Even beyond Africa, the pattern holds. Spain’s “Pact of Forgetting” after Francisco Franco’s dictatorship ended in 1975 meant no prosecutions for the regime’s crimes. It was unjust, but it bought four decades of democratic calm.
History, uncomfortable as it may be, tends to reward nations that forgive for their survival.
Justice As a Boomerang
Congo’s tragedy is that it still believes it can punish its way to peace.

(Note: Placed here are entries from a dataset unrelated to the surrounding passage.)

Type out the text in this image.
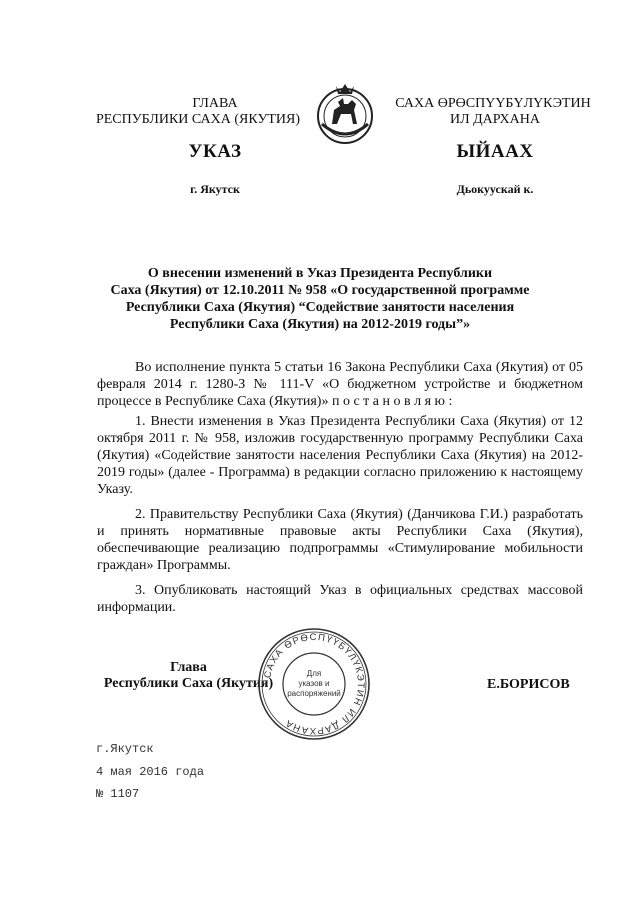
ГЛАВА
РЕСПУБЛИКИ САХА (ЯКУТИЯ)
САХА ӨРӨСПҮҮБҮЛҮКЭТИН
ИЛ ДАРХАНА
УКАЗ	ЫЙААХ
г. Якутск	Дьокуускай к.
О внесении изменений в Указ Президента Республики
Саха (Якутия) от 12.10.2011 № 958 «О государственной программе
Республики Саха (Якутия) “Содействие занятости населения
Республики Саха (Якутия) на 2012-2019 годы”»
Во исполнение пункта 5 статьи 16 Закона Республики Саха (Якутия) от 05 февраля 2014 г. 1280-З № 111-V «О бюджетном устройстве и бюджетном процессе в Республике Саха (Якутия)» п о с т а н о в л я ю :
1. Внести изменения в Указ Президента Республики Саха (Якутия) от 12 октября 2011 г. № 958, изложив государственную программу Республики Саха (Якутия) «Содействие занятости населения Республики Саха (Якутия) на 2012-2019 годы» (далее - Программа) в редакции согласно приложению к настоящему Указу.
2. Правительству Республики Саха (Якутия) (Данчикова Г.И.) разработать и принять нормативные правовые акты Республики Саха (Якутия), обеспечивающие реализацию подпрограммы «Стимулирование мобильности граждан» Программы.
3. Опубликовать настоящий Указ в официальных средствах массовой информации.
Глава
Республики Саха (Якутия)	Е.БОРИСОВ
САХА ӨРӨСПҮҮБҮЛҮКЭТИН ИЛ ДАРХАНА
Для
указов и
распоряжений
г.Якутск
4 мая 2016 года
№ 1107
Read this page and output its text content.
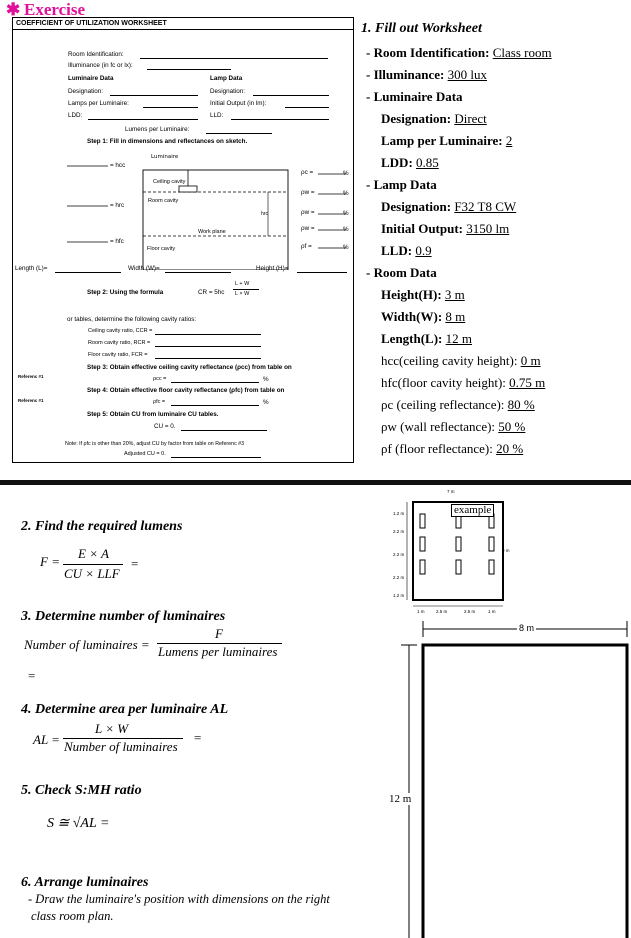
✱ Exercise
COEFFICIENT OF UTILIZATION WORKSHEET
Room Identification:
Illuminance (in fc or lx):
Luminaire Data	Lamp Data
Designation:	Designation:
Lamps per Luminaire:	Initial Output (in lm):
LDD:	LLD:
Lumens per Luminaire:
Step 1: Fill in dimensions and reflectances on sketch.
Luminaire
= hcc
Ceiling cavity
= hrc
Room cavity
hrc
Work plane
= hfc
Floor cavity
ρc =
ρw =
ρw =
ρw =
ρf =
%
%
%
%
%
Length (L)=	Width (W)=	Height (H)=
Step 2: Using the formula	CR = 5hc
L + W
L × W
or tables, determine the following cavity ratios:
Ceiling cavity ratio, CCR =
Room cavity ratio, RCR =
Floor cavity ratio, FCR =
Step 3: Obtain effective ceiling cavity reflectance (ρcc) from table on
Referenc #1	ρcc =	%
Step 4: Obtain effective floor cavity reflectance (ρfc) from table on
Referenc #1	ρfc =	%
Step 5: Obtain CU from luminaire CU tables.
CU = 0.
Note: If ρfc is other than 20%, adjust CU by factor from table on Referenc #3
Adjusted CU = 0.
1. Fill out Worksheet
- Room Identification: Class room
- Illuminance: 300 lux
- Luminaire Data
Designation: Direct
Lamp per Luminaire: 2
LDD: 0.85
- Lamp Data
Designation: F32 T8 CW
Initial Output: 3150 lm
LLD: 0.9
- Room Data
Height(H): 3 m
Width(W): 8 m
Length(L): 12 m
hcc(ceiling cavity height): 0 m
hfc(floor cavity height): 0.75 m
ρc (ceiling reflectance): 80 %
ρw (wall reflectance): 50 %
ρf (floor reflectance): 20 %
2. Find the required lumens
F =
E × A
CU × LLF
=
3. Determine number of luminaires
Number of luminaires =
F
Lumens per luminaires
=
4. Determine area per luminaire AL
AL =
L × W
Number of luminaires
=
5. Check S:MH ratio
S ≅ √AL =
6. Arrange luminaires
- Draw the luminaire's position with dimensions on the right
class room plan.
7 m
9 m
example
1.2 m
2.2 m
2.2 m
2.2 m
1.2 m
1 m	2.5 m	2.5 m	1 m
8 m
12 m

In the early 2000s, when the International Criminal Court (ICC) indicted warlords such as Thomas Lubanga and Germain Katanga, the government of Kinshasa was not pleased. But the arrests removed the few commanders who were still keeping fragile ceasefires alive. The rebels adapted, splintered, and rearmed. Two decades later, the M23 rebellion will soon the first anniversary of its firm control of large swathes of North and South Kivu.
Now, with a death sentence on Kabila, Congo risks replaying the same mistake on a grander scale: pushing political opponents underground, into alliances with the very rebels Kinshasa claims to be fighting.
It’s not too late to step back. The government could quietly set aside the verdict, let it fade into procedural obscurity, or reopen it under civilian jurisdiction. Better still, the state could leave room for citizens and civil bodies to pursue political or moral accountability, without criminalising the former president.
The wiser path — the one history rewards — is not to kill your predecessors, but to outgovern them.
It is a lesson the country never seems to learn — it just reloads the same old gun. Every generation presses the same trigger, convinced it will finally hit peace, and instead hits itself.